Che “la pitonessa”, ovvero Daniela Santanchè, possa arrivare a guidare il dicastero del Turismo solleva subito polemiche sul conflitto di interessi che ha nel demanio marittimo. Santanché, infatti, gestisce assieme a Flavio Briatore, il Twiga, lo stabilimento balneare a Marina di Pietrasanta, che paga un canone irrisorio di 17 mila euro l’anno e da cui secondo l’ultimo dato consultabile, che risale al 2019, frutta circa 4 milioni di euro. Vale a dire un valore 227 volte maggiore rispetto all’investimento sostenuto. Che Santanché non abbia i conti in regola lo dimostra un altro fatto. Dopo che già gli esperti di Bdo, a giugno, si erano detti “impossibilitati a esprimere un giudizio” sul bilancio del 2021 della sua società, Visibilia Editore, la storia si ripete con Rsm. Che non firma i conti semestrali, chiusi con 0,6 milioni di perdita e un indebitamento finanziario netto di 3,9 milioni.

 

Un caso di porte girevoli, Sangiuliano alla Cultura

 

Giornalista e scrittore, Gennaro Sangiuliano, al timone del Tg2 dal novembre del 2018, è il nuovo ministro della Cultura. Un classico caso di porte girevoli. Nominato alla direzione del Tg2 in quota centrodestra adesso viene promosso con un dicastero di peso e di tutto rispetto. Napoletano doc, classe 1962, Sangiuliano nonostante la formazione giuridica, coltiva una vera e propria passione per la storia contemporanea, pubblicando una serie di saggi accanto all’attività giornalistica. Attività quest’ultima che prende corpo nei primi anni Novanta quando inizia a lavorare a L’Indipendente. Dal 1996 al 2001 è direttore del quotidiano Roma e poi vicedirettore di Libero. Entrato in Rai nel 2003 come inviato della testata Regionale e capo servizio, nel 2004 viene trasferito a Roma all’Agenzia nazionale della Tgr dove diventa prima vicecaporedattore (2005) e in seguito caporedattore (2007). Nel 2009 passa al Tg1 dove diviene vicedirettore.

 

Un giurista all’Istruzione, arriva il leghista Valditara

 

Giuseppe Valditara è il nuovo ministro dell’Istruzione.

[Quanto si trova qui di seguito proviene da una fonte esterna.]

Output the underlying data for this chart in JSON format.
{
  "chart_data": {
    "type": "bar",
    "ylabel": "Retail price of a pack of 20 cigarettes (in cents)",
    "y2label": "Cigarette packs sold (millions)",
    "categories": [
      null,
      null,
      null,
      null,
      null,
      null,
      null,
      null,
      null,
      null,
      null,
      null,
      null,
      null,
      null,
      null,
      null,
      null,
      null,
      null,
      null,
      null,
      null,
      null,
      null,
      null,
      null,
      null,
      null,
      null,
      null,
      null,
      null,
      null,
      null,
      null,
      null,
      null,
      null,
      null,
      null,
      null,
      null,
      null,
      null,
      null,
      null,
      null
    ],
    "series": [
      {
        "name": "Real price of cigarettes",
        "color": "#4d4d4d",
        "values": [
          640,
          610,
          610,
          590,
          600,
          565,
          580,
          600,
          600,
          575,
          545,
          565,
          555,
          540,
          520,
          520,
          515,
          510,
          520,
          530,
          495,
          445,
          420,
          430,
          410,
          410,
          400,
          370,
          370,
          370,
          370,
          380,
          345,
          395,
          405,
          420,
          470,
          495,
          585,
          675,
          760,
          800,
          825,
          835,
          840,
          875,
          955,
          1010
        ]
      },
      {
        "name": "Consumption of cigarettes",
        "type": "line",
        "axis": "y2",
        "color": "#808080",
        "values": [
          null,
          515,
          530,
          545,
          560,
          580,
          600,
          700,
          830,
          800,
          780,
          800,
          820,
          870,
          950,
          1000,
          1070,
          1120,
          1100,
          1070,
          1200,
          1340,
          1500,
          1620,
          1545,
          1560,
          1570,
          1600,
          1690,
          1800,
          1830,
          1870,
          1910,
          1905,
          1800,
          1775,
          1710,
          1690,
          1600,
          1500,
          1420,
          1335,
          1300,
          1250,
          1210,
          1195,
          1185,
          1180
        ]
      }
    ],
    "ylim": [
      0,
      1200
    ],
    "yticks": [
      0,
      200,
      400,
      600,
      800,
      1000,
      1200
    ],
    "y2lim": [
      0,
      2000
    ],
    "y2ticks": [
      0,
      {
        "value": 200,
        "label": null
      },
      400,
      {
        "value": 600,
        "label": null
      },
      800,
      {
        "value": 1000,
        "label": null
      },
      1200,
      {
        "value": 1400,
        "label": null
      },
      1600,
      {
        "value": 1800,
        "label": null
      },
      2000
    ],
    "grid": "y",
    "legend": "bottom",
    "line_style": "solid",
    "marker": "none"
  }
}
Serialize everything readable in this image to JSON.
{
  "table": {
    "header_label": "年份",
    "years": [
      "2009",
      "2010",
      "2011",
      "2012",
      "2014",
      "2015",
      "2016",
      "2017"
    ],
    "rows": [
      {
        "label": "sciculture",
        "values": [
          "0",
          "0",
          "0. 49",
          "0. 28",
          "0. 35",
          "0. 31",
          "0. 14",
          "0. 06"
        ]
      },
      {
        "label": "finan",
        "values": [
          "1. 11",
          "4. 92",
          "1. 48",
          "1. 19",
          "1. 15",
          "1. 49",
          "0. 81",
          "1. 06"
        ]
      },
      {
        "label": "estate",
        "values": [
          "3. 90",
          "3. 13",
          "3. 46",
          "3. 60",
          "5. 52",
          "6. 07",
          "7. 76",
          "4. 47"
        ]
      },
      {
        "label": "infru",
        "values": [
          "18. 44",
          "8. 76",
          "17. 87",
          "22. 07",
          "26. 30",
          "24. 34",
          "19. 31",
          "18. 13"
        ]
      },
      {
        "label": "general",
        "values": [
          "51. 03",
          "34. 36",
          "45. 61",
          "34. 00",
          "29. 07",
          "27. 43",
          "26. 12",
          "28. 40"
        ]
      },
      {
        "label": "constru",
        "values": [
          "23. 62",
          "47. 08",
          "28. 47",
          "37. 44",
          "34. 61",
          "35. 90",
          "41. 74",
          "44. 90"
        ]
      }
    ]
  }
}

Ordinario di Diritto Romano presso l’università di Torino è stato candidato dalla Lega nelle ultime elezioni, non risultando eletto. Tra i consiglieri più vicini di Matteo Salvini, ha una storia politica tutta nel centrodestra, partendo proprio dal mondo della Lega. Poi l’avvicinamento a Pinuccio Tatarella e al mondo di Alleanza Nazionale e il debutto in politica, con l’elezione a Roma. Diventa senatore e resta a Palazzo Madama dal 2001 al 2013, per tre legislature. A Viale Trastevere Valditara è già stato nel 2018, come capo dipartimento per la Formazione superiore e la ricerca al Miur nel dicastero guidato dal leghista Marco Bussetti, durante il Conte I.

 

I ministri senza portafoglio

 

Questi sopra elencati sono i ministri con portafoglio, ai quali se ne aggiungono nove senza portafoglio. Si tratta di Luca Ciriani (Rapporti con il Parlamento); Paolo Zangrillo (Pubblica amministrazione); Roberto Calderoli (Affari regionali ed autonomie); Nello Musumeci (Politiche del Mare e Sud) e Raffaele Fitto (Affari Ue, politiche di coesione e per il Pnrr); Andrea Abodi ( Sport e giovani); Eugenia Maria Roccella ( Famiglia, natalità e pari opportunità); Alessandra Locatelli (Disabilità) e Maria Elisabetta Alberti Casellati (Riforme istituzionali). Sottosegretario alla Presidenza del Consiglio sarà Alfredo Mantovano.